TO last in the music business, you need more than talent and looks. What differentiates those still touring into their third, fourth or even sixth decade is hunger. Based on Wednesday’s as-near-as-damn-it sold-out show at the Barbican, Suede still look lean and hungry, 34 years in.
After an excellent short opening spot from Aircooled, the stage was set for a great night. From the moment Brett Anderson strode on stage, the intent was obvious.
Posting on Twitter today (March 16), bassist Mat Osman sheds light on Suede’s state of mind before the final show of their late-winter tour; “on a wet Wednesday. All-seated venue. I had the lowest of expectations but the crowd at the Barbican made it a stormer.”

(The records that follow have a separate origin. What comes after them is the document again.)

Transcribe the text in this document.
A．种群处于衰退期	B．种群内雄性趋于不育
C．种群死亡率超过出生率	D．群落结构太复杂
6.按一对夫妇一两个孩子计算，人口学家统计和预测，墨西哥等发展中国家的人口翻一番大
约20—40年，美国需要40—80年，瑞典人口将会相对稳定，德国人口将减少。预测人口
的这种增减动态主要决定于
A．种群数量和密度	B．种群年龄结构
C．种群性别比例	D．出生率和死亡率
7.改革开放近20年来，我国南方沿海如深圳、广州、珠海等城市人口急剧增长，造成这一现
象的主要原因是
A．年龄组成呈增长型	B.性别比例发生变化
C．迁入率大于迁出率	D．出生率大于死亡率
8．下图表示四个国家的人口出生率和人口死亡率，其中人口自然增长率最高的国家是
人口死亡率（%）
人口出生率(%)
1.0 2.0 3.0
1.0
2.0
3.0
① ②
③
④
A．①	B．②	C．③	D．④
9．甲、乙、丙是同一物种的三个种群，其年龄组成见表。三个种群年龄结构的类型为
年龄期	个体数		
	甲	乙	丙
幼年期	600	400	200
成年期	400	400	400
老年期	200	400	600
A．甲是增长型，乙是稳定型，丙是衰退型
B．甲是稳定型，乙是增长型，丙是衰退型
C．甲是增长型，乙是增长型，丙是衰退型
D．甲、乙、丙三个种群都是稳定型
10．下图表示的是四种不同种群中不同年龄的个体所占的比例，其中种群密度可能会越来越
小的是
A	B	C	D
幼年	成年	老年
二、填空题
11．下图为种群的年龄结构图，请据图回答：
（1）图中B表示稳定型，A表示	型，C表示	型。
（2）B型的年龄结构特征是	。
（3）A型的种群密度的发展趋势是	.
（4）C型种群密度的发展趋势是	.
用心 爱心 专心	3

The crowd had little choice! From the off, Anderson was onto them, terrier-like to “get up, get up!” It felt like he grabbed everyone by the neck and gave us a good shake. Anderson was relentless in creating the atmosphere the band needed and he succeeded, as the lower tiers left their warm seats and entered the hot house at the front.
They couldn’t have had a better view – from the start to the end of the 20th song 85 minutes later, Anderson never stopped. At 55, his skills as a frontman were second to none, and while the voice isn’t what it once was (and it was never all that!), all eyes were on him.
“That man on the stage” was in the crowd, on his back, all over and most often up on the monitors at the front, a talisman whipping up the atmosphere in another huge chorus.
One of the London band’s T-shirt slogans summed it up: “Turn off your brains and yell,” it read. Sing or yell we did, pretty much throughout. Anderson made his point emphatically: rock gigs are about coming together and getting into it.
Suede are enjoying a lengthy second spell of success. Their latest album, 2022’s Autofiction, is a direct and no-nonsense punk rock record; perfect for playing live. That album got a nod or two, but this was essentially a greatest hits set, played as if it were the first or last time they would get the chance.
What of the music? With the original rhythm section of Osman and Brett Gilbert firmly in control, guitarist Richard Oakes has matured from the stripling 17-year-old asked to fill Bernard Butler’s big shoes into this riff powerhouse, his low-slung guitar providing the crunch to most of the songs.
Suede’s music is all about riffs, rhythm and playing as a unit. There’s barely a solo and nothing that isn’t absolutely vital for the song (except perhaps for Neil Codling on guitar and keyboards, who mostly alternated between looking glamorous and bored).
It was ten songs in before the intensity abated, and then only slightly and not for long. Of the two acoustic numbers, The Wild Ones was by far the best – a reminder that even louche rock bands have feelings.
The encore of Beautiful Ones, still their finest 3 minutes 50 seconds, put the cap on the night, almost tearing the roof off. Newcomers take note, if you want to own the stage, you have to mean it – so watch and learn from these masters.